A iniciativa norueguesa tem o objetivo de “apoiar os esforços para impedir o desmatamento e salvar florestas tropicais do mundo”. Para tanto, o governo da Noruega investiu 43,5 milhões de dólares na NICFI.

Segundo especialistas, as imagens fornecidas gratuitamente pela iniciativa norueguesa são similares a uma parte das imagens que a Polícia Federal pretende comprar da Planet, por meio de sua representante brasileira, a empresa Santigo & Cintra, em contrato de R$ 49,7 milhões.

Entre os objetos descritos no contrato da PF, de número 18/2020, estão “acesso ilimitado à plataforma […] para visualização dos mosaicos mensais RGB (atual e acervo desde Jul/2017), e para uso da API de dados e geoserviços; fornecimento de 12 mosaicos mensais RGB”.

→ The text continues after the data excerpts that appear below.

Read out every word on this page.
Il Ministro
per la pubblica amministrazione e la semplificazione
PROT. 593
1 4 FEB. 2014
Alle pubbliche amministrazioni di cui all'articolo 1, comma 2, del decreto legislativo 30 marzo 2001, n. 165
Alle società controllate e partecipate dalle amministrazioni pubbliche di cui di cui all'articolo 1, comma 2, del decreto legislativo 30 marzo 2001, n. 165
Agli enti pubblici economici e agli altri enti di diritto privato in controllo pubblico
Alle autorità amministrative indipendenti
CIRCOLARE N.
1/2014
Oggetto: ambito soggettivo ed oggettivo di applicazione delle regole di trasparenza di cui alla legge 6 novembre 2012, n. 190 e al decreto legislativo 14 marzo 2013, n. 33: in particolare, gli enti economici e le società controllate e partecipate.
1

Para o cientista Gilberto Câmara, diretor do Grupo de Observação da Terra (GEO) – rede global de organizações governamentais, instituições acadêmicas e de pesquisa e empresas que têm como missão criar soluções inovadoras para gestão de informações e dados relacionados à observação da Terra –, “o fornecimento de 12 mosaicos mensais RGB já está coberto no contrato entre Noruega e Planet”.

O pesquisador Raoni Rajão, professor associado de Gestão Ambiental e Estudos Sociais da Ciência e Tecnologia da Universidade Federal de Minas Gerais (UFMG), corrobora com Câmara: “Parte do que o Brasil está comprando por 49 milhões já vai estar gratuito, com frequência mensal. Seria importante rever os termos do contrato”, diz.

O contrato em questão, ao qual ((o))eco teve acesso, é alvo de processo no Tribunal de Contas da União (TCU) por “possíveis indícios de irregularidades”. O TCU chegou a suspender o contrato por medida cautelar na última sexta-feira (18), mas voltou atrás na segunda (21), revogando a decisão tomada anteriormente.

Em seu despacho, a ministra do TCU Ana Arraes, relatora do processo, declarou que a PF apresentou novas informações, alegando que a suspensão do contrato, cuja vigência teve início na segunda-feira(21), iria prejudicar as operações da corporação na punição dos responsáveis pelas queimadas, principalmente no Pantanal, e que as imagens serviam no combate a outros ilícitos.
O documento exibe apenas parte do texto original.